Great post! This brings up a lot of good points. I totally understand where you are coming from and you are right, the band is not a diet...it's a life changing tool. I, personally, don't count carbs or sugars or fats religiously. I look at calories and protein. I stay away from breads and other things that fill me up without giving me nutrition and that seems to cut away a lot only leaving a healthy amount of carbs, sugars, and fats. I do not have high blood sugar that needs correcting, so that does help, but I have taken a basic approach that units of energy in should be less than units of energy out. That is the basic, scientific process of weight loss and for now, I'm sticking to it!

LDswims said...

Great post! It's like you crawled around in my brain to express my very own thoughts! Except way more better like. :)

Great post!!

Read said...

I couldn't agree with you more. The idea that you can't eat certain food just flies in the face of common sense. Not allowing something makes you crave that very thing. I will add my own experience with my sergeon totally supports the studies you cite. I too look at the band as my reminder to stop when I'm full and to make sure I'm getting the healthy stuff in. Beyond that, this is just life - just like for everyone else. It's food and it's living.

Read

TJ said...

That is one reason why I LOVE my surgeon. If you are eating sugar or white carbs all the time he will call you on it, but beyond that the goal is to be a normal person. Like you said normal people eat "bad" foods at times. His exact words were "it is unreasonable to think you will never have ice cream again."

I do use diet foods and techniques at times, but either because I like them or as a tool for when I am struggling. The same way my thin friends do when they need a little help. To consider any thing completely off the shelf is a crazy thought to me. Moderation is better to my long term success!

Band Groupie said...

You're singing my theme song Amanda. Even in my one page final query letter I'm sending out this week I squeezed in "I couldn't stay on a diet forever, diets and deprivation were a recipe for regain; diets got me obese."

Great post!

Bonnie said...

You can get on your soap box anytime, girl, cause you speak the truth. Hallelujah!

MandaPanda said...

I'll throw out an "AMEN!" for good measure. I couldn't agree more. What's really annoying is the different schools of thought. For instance, my surgeon says nothing is off limits (in moderation of course) and deprivation just creates a martyr mentality.

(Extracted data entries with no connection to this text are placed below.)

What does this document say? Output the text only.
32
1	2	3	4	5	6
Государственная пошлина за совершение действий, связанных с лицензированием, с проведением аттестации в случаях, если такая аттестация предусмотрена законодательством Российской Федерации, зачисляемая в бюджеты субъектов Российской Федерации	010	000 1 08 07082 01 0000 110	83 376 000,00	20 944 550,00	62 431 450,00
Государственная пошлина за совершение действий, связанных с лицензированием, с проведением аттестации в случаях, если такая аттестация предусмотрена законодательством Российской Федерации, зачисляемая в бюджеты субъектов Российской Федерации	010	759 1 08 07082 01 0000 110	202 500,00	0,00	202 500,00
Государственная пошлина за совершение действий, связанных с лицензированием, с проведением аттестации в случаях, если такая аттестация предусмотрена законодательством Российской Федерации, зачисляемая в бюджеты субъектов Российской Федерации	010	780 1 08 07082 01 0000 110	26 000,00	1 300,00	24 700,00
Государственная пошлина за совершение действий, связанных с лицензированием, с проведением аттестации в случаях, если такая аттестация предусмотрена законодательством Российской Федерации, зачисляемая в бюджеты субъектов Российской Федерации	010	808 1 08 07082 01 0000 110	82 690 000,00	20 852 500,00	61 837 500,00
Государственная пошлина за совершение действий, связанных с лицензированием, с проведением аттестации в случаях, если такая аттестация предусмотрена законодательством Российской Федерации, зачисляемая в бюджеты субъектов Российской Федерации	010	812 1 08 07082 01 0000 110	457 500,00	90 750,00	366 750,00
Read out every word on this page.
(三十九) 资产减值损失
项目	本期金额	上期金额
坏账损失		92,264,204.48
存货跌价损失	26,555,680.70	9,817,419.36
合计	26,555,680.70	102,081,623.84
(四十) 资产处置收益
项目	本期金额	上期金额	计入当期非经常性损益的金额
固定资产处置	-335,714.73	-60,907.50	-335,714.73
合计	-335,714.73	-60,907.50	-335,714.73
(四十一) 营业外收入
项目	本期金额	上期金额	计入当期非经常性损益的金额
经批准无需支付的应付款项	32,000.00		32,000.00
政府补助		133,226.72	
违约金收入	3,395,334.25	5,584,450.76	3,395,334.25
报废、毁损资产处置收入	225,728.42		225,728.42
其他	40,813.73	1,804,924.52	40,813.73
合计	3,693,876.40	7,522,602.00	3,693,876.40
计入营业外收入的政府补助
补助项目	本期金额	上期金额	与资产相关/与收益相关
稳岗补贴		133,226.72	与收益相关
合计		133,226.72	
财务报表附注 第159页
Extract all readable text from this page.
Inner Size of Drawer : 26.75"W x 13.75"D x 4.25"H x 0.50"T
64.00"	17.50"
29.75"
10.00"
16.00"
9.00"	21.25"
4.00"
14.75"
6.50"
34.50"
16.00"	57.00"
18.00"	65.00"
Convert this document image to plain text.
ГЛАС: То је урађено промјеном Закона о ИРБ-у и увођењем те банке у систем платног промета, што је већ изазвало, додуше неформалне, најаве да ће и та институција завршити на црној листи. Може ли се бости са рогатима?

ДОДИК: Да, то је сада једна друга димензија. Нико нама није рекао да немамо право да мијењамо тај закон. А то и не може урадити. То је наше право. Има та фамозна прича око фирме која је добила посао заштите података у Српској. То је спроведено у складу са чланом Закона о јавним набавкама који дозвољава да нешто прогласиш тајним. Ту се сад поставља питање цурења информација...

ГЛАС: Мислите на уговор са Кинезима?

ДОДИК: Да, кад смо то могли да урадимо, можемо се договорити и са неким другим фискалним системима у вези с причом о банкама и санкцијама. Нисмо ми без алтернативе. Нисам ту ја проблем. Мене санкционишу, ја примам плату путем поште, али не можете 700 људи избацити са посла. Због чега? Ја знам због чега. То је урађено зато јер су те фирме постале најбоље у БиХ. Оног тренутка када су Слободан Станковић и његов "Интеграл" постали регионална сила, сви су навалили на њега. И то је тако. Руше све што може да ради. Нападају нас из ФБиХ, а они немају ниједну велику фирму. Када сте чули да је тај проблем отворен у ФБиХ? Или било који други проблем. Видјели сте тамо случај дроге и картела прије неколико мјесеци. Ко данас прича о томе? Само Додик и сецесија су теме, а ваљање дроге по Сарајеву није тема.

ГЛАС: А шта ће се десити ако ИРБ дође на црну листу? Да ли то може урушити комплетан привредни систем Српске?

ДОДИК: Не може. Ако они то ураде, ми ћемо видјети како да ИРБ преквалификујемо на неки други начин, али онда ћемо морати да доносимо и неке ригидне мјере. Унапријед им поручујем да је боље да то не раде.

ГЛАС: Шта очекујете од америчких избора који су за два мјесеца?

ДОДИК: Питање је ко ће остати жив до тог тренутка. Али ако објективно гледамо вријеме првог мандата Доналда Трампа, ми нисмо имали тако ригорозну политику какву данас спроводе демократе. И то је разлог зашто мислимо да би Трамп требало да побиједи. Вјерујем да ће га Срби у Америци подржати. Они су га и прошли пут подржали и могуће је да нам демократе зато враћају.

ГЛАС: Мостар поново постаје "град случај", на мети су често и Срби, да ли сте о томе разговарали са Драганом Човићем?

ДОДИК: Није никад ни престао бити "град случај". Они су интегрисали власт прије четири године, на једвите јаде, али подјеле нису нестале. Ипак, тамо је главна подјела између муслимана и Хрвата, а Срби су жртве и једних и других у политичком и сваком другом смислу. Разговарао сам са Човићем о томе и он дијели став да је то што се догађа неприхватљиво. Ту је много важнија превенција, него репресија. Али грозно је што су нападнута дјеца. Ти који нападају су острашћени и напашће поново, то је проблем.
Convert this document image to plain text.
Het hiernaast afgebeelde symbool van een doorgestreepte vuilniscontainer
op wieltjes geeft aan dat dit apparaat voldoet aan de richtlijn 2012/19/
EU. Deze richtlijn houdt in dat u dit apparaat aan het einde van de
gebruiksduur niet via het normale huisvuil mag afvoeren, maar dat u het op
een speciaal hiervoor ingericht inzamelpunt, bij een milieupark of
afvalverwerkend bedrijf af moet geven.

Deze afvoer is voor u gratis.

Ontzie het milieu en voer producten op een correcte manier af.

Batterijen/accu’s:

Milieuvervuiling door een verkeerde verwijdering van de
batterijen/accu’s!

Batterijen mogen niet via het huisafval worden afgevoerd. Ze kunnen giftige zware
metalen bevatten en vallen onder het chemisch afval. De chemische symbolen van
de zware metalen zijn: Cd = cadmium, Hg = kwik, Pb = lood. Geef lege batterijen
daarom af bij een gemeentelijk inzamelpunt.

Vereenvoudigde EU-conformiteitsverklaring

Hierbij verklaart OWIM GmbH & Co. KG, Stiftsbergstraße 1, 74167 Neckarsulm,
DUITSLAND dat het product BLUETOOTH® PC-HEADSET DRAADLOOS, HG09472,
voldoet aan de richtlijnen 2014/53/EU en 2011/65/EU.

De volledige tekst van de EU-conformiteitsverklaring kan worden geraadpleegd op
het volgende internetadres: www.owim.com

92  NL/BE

The nutritionist from his office, however, thinks we should never eat grains, pasta or ice cream again...EVER. Go figure. Preach on sister!

Michelle said...

Great post! Loved and agreed with it that I read it twice.

Nicole said...

Thanks for this post. I am only two weeks out from being banded and I have a lot of anxiety about what I can and can't eat. Right now it is easy because I am on mushy food, but once I start solids, I am worried. I don't want to feel like I am dieting, but I also want to be successful. It helps to hear the point of view of someone who has been successful with the band.